Le texte de cette page a été corrigé et est conforme au fac-similé.

Pour cette terre d’ailleurs il ne mourait pas tout entier. Il laissait en effet à ceux qui l’ont connu et aimé un souvenir impérissable de droiture, de courage et de bonté ; à ceux qui l’ont lu et médité, un souvenir de talent, de vaillance, de perspicacité, de clarté et d’honneur. A la jeunesse cultivée de son pays et de son temps, aux Tarnowski, aux Wodzicki, aux Lubomirski et à combien d’autres, — sur lesquels il a eu la plus grande et la plus précieuse influence pendant les années d’exil, — il a donné des leçons et des conseils empreints au plus haut degré de libéralisme, de loyalisme et de sagesse pratique.

Klaczko a écrit en allemand, en polonais, en français. C’est dans ces deux dernières langues surtout qu’il s’est révélé un maître. « La langue polonaise de Klaczko, a dit Tarnowski, est telle que fort peu d’écrivains peuvent lui être comparés… Aussi, est-il devenu en Pologne un écrivain classique. » Quant à ses livres français, j’en ai assez dit, et ses lecteurs en savent assez pour attester que « t’était un remarquable écrivain et un véritable penseur. A l’étendue et à la diversité étonnantes de ses facultés, à sa fine et pénétrante intuition, au talent si rare de pouvoir juger aussi bien un Dante qu’un Bismarck, un Michel-Ange qu’un Jules II, un Miçkiewicz qu’un Gortchakof, sans être jamais inférieur à sa tâche, passant avec une égale facilité et un savoir aussi parfait de la poésie à la politique, et de l’art à la diplomatie, Klaczko joignait à tous ces avantages un esprit délicat et vif, se dissimulant par instans sous une sorte de bonhomie, ou tout à fait caustique, et alors terrible et sans pitié. Tous ces dons procédaient en grande partie d’une culture aussi vaste que profonde, d’un jugement original, d’un caractère ferme et indépendant.

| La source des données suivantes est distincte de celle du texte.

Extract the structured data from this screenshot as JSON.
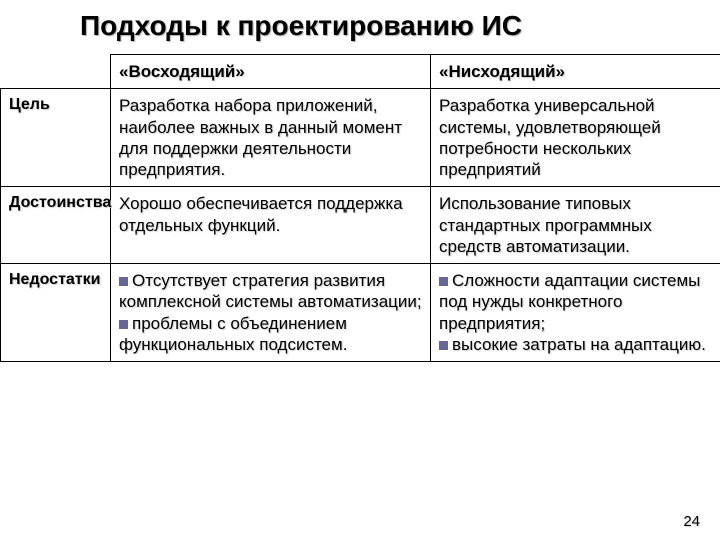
{
  "title": "Подходы к проектированию ИС",
  "header": {
    "colA": "«Восходящий»",
    "colB": "«Нисходящий»"
  },
  "rows": {
    "goal": {
      "label": "Цель",
      "a": "Разработка набора приложений, наиболее важных в данный момент для поддержки деятельности предприятия.",
      "b": "Разработка универсальной системы, удовлетворяющей потребности нескольких предприятий"
    },
    "pros": {
      "label": "Достоинства",
      "a": "Хорошо обеспечивается поддержка отдельных функций.",
      "b": "Использование типовых стандартных программных средств автоматизации."
    },
    "cons": {
      "label": "Недостатки",
      "a1": "Отсутствует стратегия развития комплексной системы автоматизации;",
      "a2": "проблемы с объединением функциональных подсистем.",
      "b1": "Сложности адаптации системы под нужды конкретного предприятия;",
      "b2": "высокие затраты на адаптацию."
    }
  },
  "pagenum": "24"
}
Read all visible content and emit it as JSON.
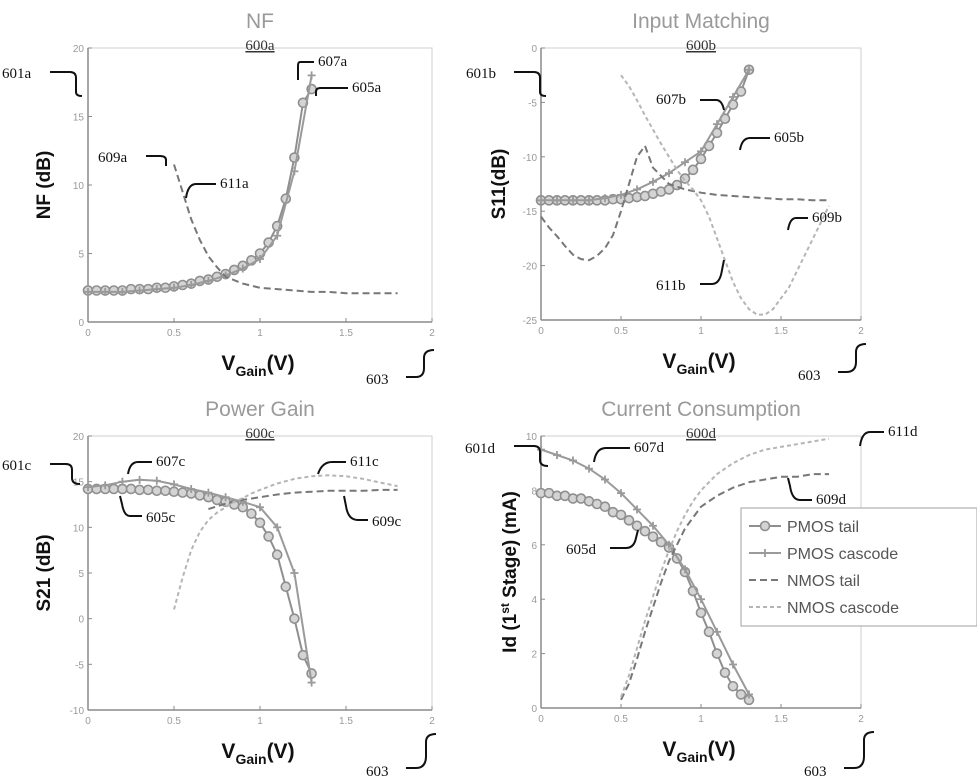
{
  "chart_data": [
    {
      "id": "a",
      "type": "line",
      "title": "NF",
      "subtitle": "600a",
      "ylabel": "NF (dB)",
      "xlabel_main": "V",
      "xlabel_sub": "Gain",
      "xlabel_unit": "(V)",
      "xlim": [
        0,
        2
      ],
      "ylim": [
        0,
        20
      ],
      "xticks": [
        "0",
        "0.5",
        "1",
        "1.5",
        "2"
      ],
      "yticks": [
        "0",
        "5",
        "10",
        "15",
        "20"
      ],
      "series": [
        {
          "key": "pmos_tail",
          "x": [
            0,
            0.05,
            0.1,
            0.15,
            0.2,
            0.25,
            0.3,
            0.35,
            0.4,
            0.45,
            0.5,
            0.55,
            0.6,
            0.65,
            0.7,
            0.75,
            0.8,
            0.85,
            0.9,
            0.95,
            1.0,
            1.05,
            1.1,
            1.15,
            1.2,
            1.25,
            1.3
          ],
          "y": [
            2.3,
            2.3,
            2.3,
            2.3,
            2.3,
            2.4,
            2.4,
            2.4,
            2.5,
            2.5,
            2.6,
            2.7,
            2.8,
            3.0,
            3.1,
            3.3,
            3.5,
            3.8,
            4.1,
            4.5,
            5.0,
            5.8,
            7.0,
            9.0,
            12.0,
            16.0,
            17.0
          ]
        },
        {
          "key": "pmos_cascode",
          "x": [
            0,
            0.1,
            0.2,
            0.3,
            0.4,
            0.5,
            0.6,
            0.7,
            0.8,
            0.9,
            1.0,
            1.1,
            1.2,
            1.3
          ],
          "y": [
            2.2,
            2.2,
            2.2,
            2.3,
            2.4,
            2.5,
            2.7,
            3.0,
            3.4,
            3.9,
            4.6,
            6.3,
            11.0,
            18.0
          ]
        },
        {
          "key": "nmos_tail",
          "x": [
            0.5,
            0.55,
            0.6,
            0.65,
            0.7,
            0.75,
            0.8,
            0.9,
            1.0,
            1.1,
            1.2,
            1.3,
            1.4,
            1.5,
            1.6,
            1.7,
            1.8
          ],
          "y": [
            11.5,
            9.5,
            7.5,
            6.0,
            4.8,
            4.0,
            3.3,
            2.8,
            2.5,
            2.4,
            2.3,
            2.2,
            2.2,
            2.1,
            2.1,
            2.1,
            2.1
          ]
        }
      ],
      "labels": [
        {
          "text": "601a",
          "target": "yaxis"
        },
        {
          "text": "607a",
          "target": "pmos_cascode_end"
        },
        {
          "text": "605a",
          "target": "pmos_tail_end"
        },
        {
          "text": "609a",
          "target": "nmos_start"
        },
        {
          "text": "611a",
          "target": "nmos_start"
        },
        {
          "text": "603",
          "target": "xaxis"
        }
      ]
    },
    {
      "id": "b",
      "type": "line",
      "title": "Input Matching",
      "subtitle": "600b",
      "ylabel": "S11(dB)",
      "xlabel_main": "V",
      "xlabel_sub": "Gain",
      "xlabel_unit": "(V)",
      "xlim": [
        0,
        2
      ],
      "ylim": [
        -25,
        0
      ],
      "xticks": [
        "0",
        "0.5",
        "1",
        "1.5",
        "2"
      ],
      "yticks": [
        "-25",
        "-20",
        "-15",
        "-10",
        "-5",
        "0"
      ],
      "series": [
        {
          "key": "pmos_tail",
          "x": [
            0,
            0.05,
            0.1,
            0.15,
            0.2,
            0.25,
            0.3,
            0.35,
            0.4,
            0.45,
            0.5,
            0.55,
            0.6,
            0.65,
            0.7,
            0.75,
            0.8,
            0.85,
            0.9,
            0.95,
            1.0,
            1.05,
            1.1,
            1.15,
            1.2,
            1.25,
            1.3
          ],
          "y": [
            -14,
            -14,
            -14,
            -14,
            -14,
            -14,
            -14,
            -14,
            -14,
            -13.9,
            -13.9,
            -13.8,
            -13.7,
            -13.6,
            -13.4,
            -13.2,
            -13.0,
            -12.6,
            -12.0,
            -11.2,
            -10.2,
            -9.0,
            -7.8,
            -6.5,
            -5.2,
            -4.0,
            -2.0
          ]
        },
        {
          "key": "pmos_cascode",
          "x": [
            0,
            0.1,
            0.2,
            0.3,
            0.4,
            0.5,
            0.6,
            0.7,
            0.8,
            0.9,
            1.0,
            1.1,
            1.2,
            1.3
          ],
          "y": [
            -14,
            -14,
            -14,
            -14,
            -13.8,
            -13.5,
            -13.0,
            -12.3,
            -11.5,
            -10.5,
            -9.5,
            -7.0,
            -4.5,
            -2.0
          ]
        },
        {
          "key": "nmos_tail",
          "x": [
            0,
            0.05,
            0.1,
            0.15,
            0.2,
            0.25,
            0.3,
            0.35,
            0.4,
            0.45,
            0.5,
            0.55,
            0.6,
            0.65,
            0.7,
            0.8,
            0.9,
            1.0,
            1.1,
            1.2,
            1.3,
            1.4,
            1.5,
            1.6,
            1.7,
            1.8
          ],
          "y": [
            -15.5,
            -16.5,
            -17.3,
            -18.2,
            -19.0,
            -19.4,
            -19.5,
            -19.1,
            -18.4,
            -17.2,
            -15.0,
            -12.5,
            -10.0,
            -9.0,
            -11.0,
            -12.5,
            -13.0,
            -13.3,
            -13.5,
            -13.6,
            -13.7,
            -13.8,
            -13.9,
            -13.9,
            -14.0,
            -14.0
          ]
        },
        {
          "key": "nmos_cascode",
          "x": [
            0.5,
            0.55,
            0.6,
            0.65,
            0.7,
            0.75,
            0.8,
            0.85,
            0.9,
            0.95,
            1.0,
            1.05,
            1.1,
            1.15,
            1.2,
            1.25,
            1.3,
            1.35,
            1.4,
            1.45,
            1.5,
            1.55,
            1.6,
            1.65,
            1.7,
            1.75,
            1.8
          ],
          "y": [
            -2.5,
            -3.5,
            -4.8,
            -6.2,
            -7.5,
            -8.8,
            -10.0,
            -11.2,
            -12.2,
            -13.0,
            -14.0,
            -15.5,
            -17.5,
            -19.5,
            -21.5,
            -23.0,
            -24.0,
            -24.5,
            -24.5,
            -24.0,
            -23.0,
            -22.0,
            -20.5,
            -19.0,
            -17.5,
            -16.0,
            -14.5
          ]
        }
      ],
      "labels": [
        {
          "text": "601b",
          "target": "yaxis"
        },
        {
          "text": "607b",
          "target": "pmos_cascode"
        },
        {
          "text": "605b",
          "target": "pmos_tail"
        },
        {
          "text": "609b",
          "target": "nmos_tail"
        },
        {
          "text": "611b",
          "target": "nmos_cascode"
        },
        {
          "text": "603",
          "target": "xaxis"
        }
      ]
    },
    {
      "id": "c",
      "type": "line",
      "title": "Power Gain",
      "subtitle": "600c",
      "ylabel": "S21 (dB)",
      "xlabel_main": "V",
      "xlabel_sub": "Gain",
      "xlabel_unit": "(V)",
      "xlim": [
        0,
        2
      ],
      "ylim": [
        -10,
        20
      ],
      "xticks": [
        "0",
        "0.5",
        "1",
        "1.5",
        "2"
      ],
      "yticks": [
        "-10",
        "-5",
        "0",
        "5",
        "10",
        "15",
        "20"
      ],
      "series": [
        {
          "key": "pmos_tail",
          "x": [
            0,
            0.05,
            0.1,
            0.15,
            0.2,
            0.25,
            0.3,
            0.35,
            0.4,
            0.45,
            0.5,
            0.55,
            0.6,
            0.65,
            0.7,
            0.75,
            0.8,
            0.85,
            0.9,
            0.95,
            1.0,
            1.05,
            1.1,
            1.15,
            1.2,
            1.25,
            1.3
          ],
          "y": [
            14.2,
            14.2,
            14.2,
            14.2,
            14.2,
            14.2,
            14.1,
            14.1,
            14.0,
            14.0,
            13.9,
            13.8,
            13.7,
            13.5,
            13.3,
            13.0,
            12.8,
            12.5,
            12.2,
            11.5,
            10.5,
            9.0,
            7.0,
            3.5,
            0.0,
            -4.0,
            -6.0
          ]
        },
        {
          "key": "pmos_cascode",
          "x": [
            0,
            0.1,
            0.2,
            0.3,
            0.4,
            0.5,
            0.6,
            0.7,
            0.8,
            0.9,
            1.0,
            1.1,
            1.2,
            1.3
          ],
          "y": [
            14.4,
            14.6,
            15.0,
            15.2,
            15.1,
            14.7,
            14.2,
            13.8,
            13.3,
            12.8,
            12.2,
            10.0,
            5.0,
            -7.0
          ]
        },
        {
          "key": "nmos_tail",
          "x": [
            0.7,
            0.8,
            0.9,
            1.0,
            1.1,
            1.2,
            1.3,
            1.4,
            1.5,
            1.6,
            1.7,
            1.8
          ],
          "y": [
            12.0,
            12.6,
            13.0,
            13.3,
            13.6,
            13.8,
            13.9,
            14.0,
            14.0,
            14.0,
            14.1,
            14.1
          ]
        },
        {
          "key": "nmos_cascode",
          "x": [
            0.5,
            0.55,
            0.6,
            0.65,
            0.7,
            0.75,
            0.8,
            0.85,
            0.9,
            0.95,
            1.0,
            1.1,
            1.2,
            1.3,
            1.4,
            1.5,
            1.6,
            1.7,
            1.8
          ],
          "y": [
            1.0,
            4.5,
            7.5,
            9.5,
            10.8,
            11.6,
            12.2,
            12.8,
            13.2,
            13.7,
            14.1,
            14.8,
            15.3,
            15.6,
            15.7,
            15.6,
            15.3,
            14.9,
            14.5
          ]
        }
      ],
      "labels": [
        {
          "text": "601c",
          "target": "yaxis"
        },
        {
          "text": "607c",
          "target": "pmos_cascode"
        },
        {
          "text": "605c",
          "target": "pmos_tail"
        },
        {
          "text": "611c",
          "target": "nmos_cascode"
        },
        {
          "text": "609c",
          "target": "nmos_tail"
        },
        {
          "text": "603",
          "target": "xaxis"
        }
      ]
    },
    {
      "id": "d",
      "type": "line",
      "title": "Current Consumption",
      "subtitle": "600d",
      "ylabel_parts": [
        "Id (1",
        "st",
        " Stage) (mA)"
      ],
      "xlabel_main": "V",
      "xlabel_sub": "Gain",
      "xlabel_unit": "(V)",
      "xlim": [
        0,
        2
      ],
      "ylim": [
        0,
        10
      ],
      "xticks": [
        "0",
        "0.5",
        "1",
        "1.5",
        "2"
      ],
      "yticks": [
        "0",
        "2",
        "4",
        "6",
        "8",
        "10"
      ],
      "series": [
        {
          "key": "pmos_tail",
          "x": [
            0,
            0.05,
            0.1,
            0.15,
            0.2,
            0.25,
            0.3,
            0.35,
            0.4,
            0.45,
            0.5,
            0.55,
            0.6,
            0.65,
            0.7,
            0.75,
            0.8,
            0.85,
            0.9,
            0.95,
            1.0,
            1.05,
            1.1,
            1.15,
            1.2,
            1.25,
            1.3
          ],
          "y": [
            7.9,
            7.9,
            7.8,
            7.8,
            7.7,
            7.7,
            7.6,
            7.5,
            7.4,
            7.2,
            7.1,
            6.9,
            6.7,
            6.5,
            6.3,
            6.1,
            5.9,
            5.5,
            5.0,
            4.3,
            3.5,
            2.8,
            2.0,
            1.3,
            0.8,
            0.5,
            0.3
          ]
        },
        {
          "key": "pmos_cascode",
          "x": [
            0,
            0.1,
            0.2,
            0.3,
            0.4,
            0.5,
            0.6,
            0.7,
            0.8,
            0.9,
            1.0,
            1.1,
            1.2,
            1.3
          ],
          "y": [
            9.5,
            9.3,
            9.1,
            8.8,
            8.4,
            7.9,
            7.3,
            6.7,
            6.0,
            5.1,
            4.0,
            2.8,
            1.6,
            0.5
          ]
        },
        {
          "key": "nmos_tail",
          "x": [
            0.5,
            0.55,
            0.6,
            0.65,
            0.7,
            0.75,
            0.8,
            0.85,
            0.9,
            0.95,
            1.0,
            1.1,
            1.2,
            1.3,
            1.4,
            1.5,
            1.6,
            1.7,
            1.8
          ],
          "y": [
            0.3,
            0.9,
            1.8,
            2.8,
            3.7,
            4.6,
            5.4,
            6.0,
            6.6,
            7.0,
            7.4,
            7.8,
            8.1,
            8.3,
            8.4,
            8.5,
            8.5,
            8.6,
            8.6
          ]
        },
        {
          "key": "nmos_cascode",
          "x": [
            0.5,
            0.55,
            0.6,
            0.65,
            0.7,
            0.75,
            0.8,
            0.85,
            0.9,
            0.95,
            1.0,
            1.1,
            1.2,
            1.3,
            1.4,
            1.5,
            1.6,
            1.7,
            1.8
          ],
          "y": [
            0.4,
            1.2,
            2.2,
            3.2,
            4.1,
            5.0,
            5.8,
            6.5,
            7.1,
            7.6,
            8.0,
            8.6,
            9.0,
            9.3,
            9.5,
            9.6,
            9.7,
            9.8,
            9.9
          ]
        }
      ],
      "labels": [
        {
          "text": "601d",
          "target": "yaxis"
        },
        {
          "text": "607d",
          "target": "pmos_cascode"
        },
        {
          "text": "611d",
          "target": "nmos_cascode"
        },
        {
          "text": "609d",
          "target": "nmos_tail"
        },
        {
          "text": "605d",
          "target": "pmos_tail"
        },
        {
          "text": "603",
          "target": "xaxis"
        }
      ],
      "legend": {
        "placement": "right",
        "entries": [
          {
            "key": "pmos_tail",
            "label": "PMOS tail"
          },
          {
            "key": "pmos_cascode",
            "label": "PMOS cascode"
          },
          {
            "key": "nmos_tail",
            "label": "NMOS tail"
          },
          {
            "key": "nmos_cascode",
            "label": "NMOS cascode"
          }
        ]
      }
    }
  ],
  "styles": {
    "pmos_tail": {
      "color": "#8f8f8f",
      "marker": "circle",
      "dash": ""
    },
    "pmos_cascode": {
      "color": "#9a9a9a",
      "marker": "plus",
      "dash": ""
    },
    "nmos_tail": {
      "color": "#777777",
      "marker": "none",
      "dash": "7,4"
    },
    "nmos_cascode": {
      "color": "#b5b5b5",
      "marker": "none",
      "dash": "4,3"
    }
  }
}
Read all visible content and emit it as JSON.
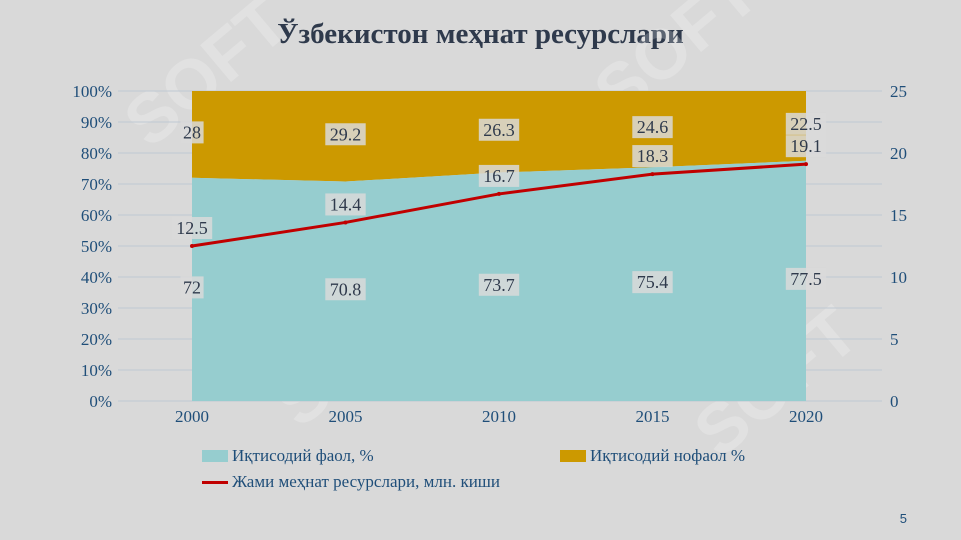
{
  "slide": {
    "page_number": "5"
  },
  "watermark": {
    "text": "SOFT"
  },
  "colors": {
    "background": "#d9d9d9",
    "active": "#96cdcf",
    "inactive": "#cc9900",
    "line": "#c00000",
    "axis_text": "#1f4e79",
    "grid": "#bfc9d4"
  },
  "chart_data": {
    "type": "area",
    "title": "Ўзбекистон меҳнат ресурслари",
    "x": [
      "2000",
      "2005",
      "2010",
      "2015",
      "2020"
    ],
    "series": [
      {
        "name": "Иқтисодий фаол, %",
        "kind": "stacked-area",
        "axis": "left",
        "values": [
          72,
          70.8,
          73.7,
          75.4,
          77.5
        ]
      },
      {
        "name": "Иқтисодий нофаол %",
        "kind": "stacked-area",
        "axis": "left",
        "values": [
          28,
          29.2,
          26.3,
          24.6,
          22.5
        ]
      },
      {
        "name": "Жами меҳнат ресурслари, млн. киши",
        "kind": "line",
        "axis": "right",
        "values": [
          12.5,
          14.4,
          16.7,
          18.3,
          19.1
        ]
      }
    ],
    "y_left": {
      "ticks": [
        "0%",
        "10%",
        "20%",
        "30%",
        "40%",
        "50%",
        "60%",
        "70%",
        "80%",
        "90%",
        "100%"
      ],
      "lim": [
        0,
        100
      ]
    },
    "y_right": {
      "ticks": [
        "0",
        "5",
        "10",
        "15",
        "20",
        "25"
      ],
      "lim": [
        0,
        25
      ]
    },
    "grid": true,
    "legend_position": "bottom"
  }
}
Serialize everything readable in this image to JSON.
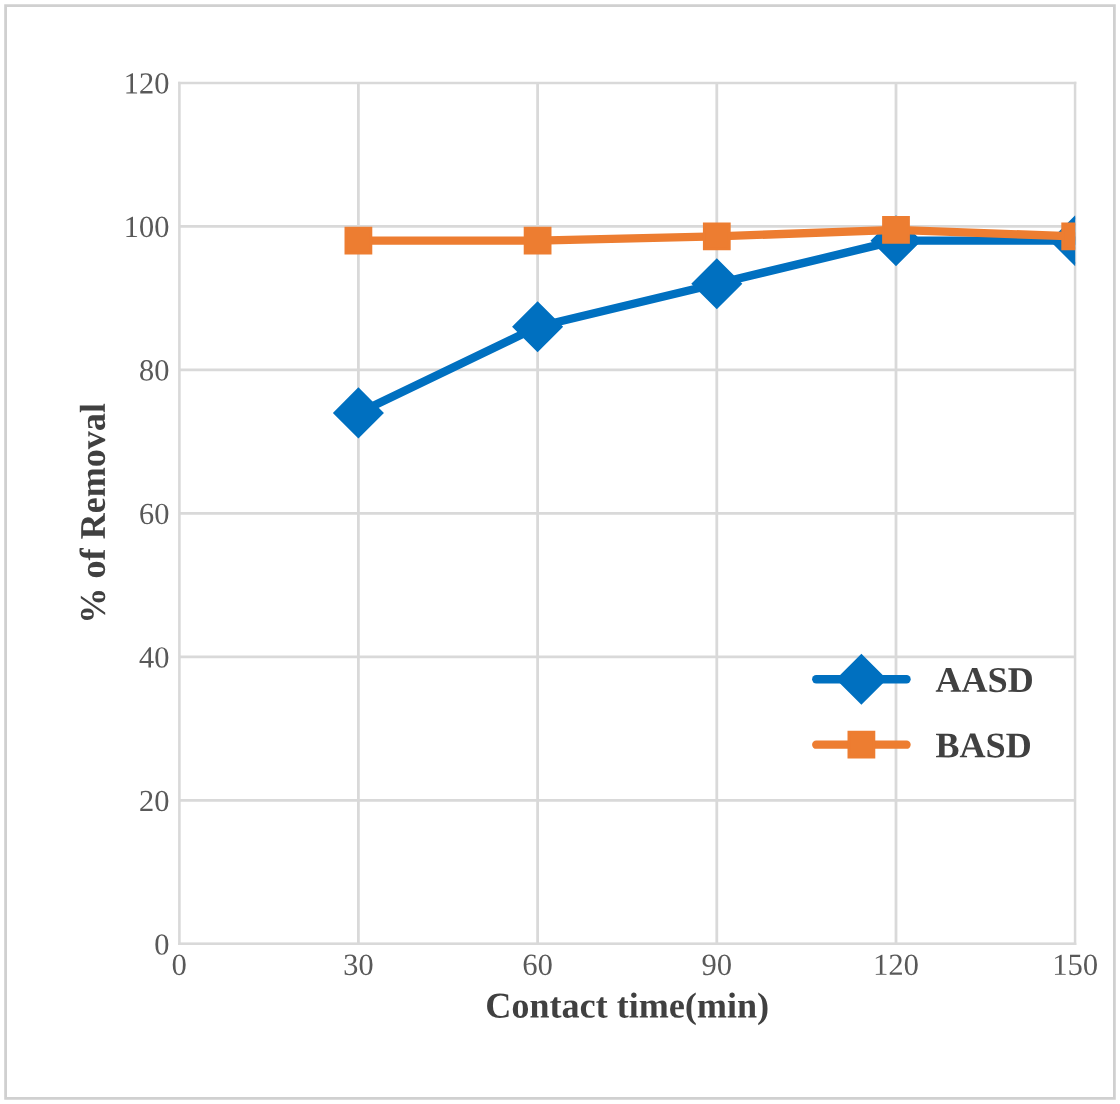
{
  "chart_data": {
    "type": "line",
    "xlabel": "Contact time(min)",
    "ylabel": "% of Removal",
    "x": [
      30,
      60,
      90,
      120,
      150
    ],
    "series": [
      {
        "name": "AASD",
        "color": "#0070c0",
        "marker": "diamond",
        "values": [
          74,
          86,
          92,
          98,
          98
        ]
      },
      {
        "name": "BASD",
        "color": "#ed7d31",
        "marker": "square",
        "values": [
          98,
          98,
          98.6,
          99.5,
          98.6
        ]
      }
    ],
    "xlim": [
      0,
      150
    ],
    "xticks": [
      0,
      30,
      60,
      90,
      120,
      150
    ],
    "ylim": [
      0,
      120
    ],
    "yticks": [
      0,
      20,
      40,
      60,
      80,
      100,
      120
    ],
    "grid": true,
    "legend": "bottom right"
  }
}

Si la Pologne, sa patrie, le considère à juste titre comme un de ceux qui l’ont passionnément aimée, soutenue et honorée, la France, sa seconde patrie, n’oubliera jamais que, dans ses jours d’infortune, elle a trouvé en Julian Klaczko le plus éloquent, le plus généreux et le plus déterminé de ses défenseurs.


HENRI WELSCHINGER.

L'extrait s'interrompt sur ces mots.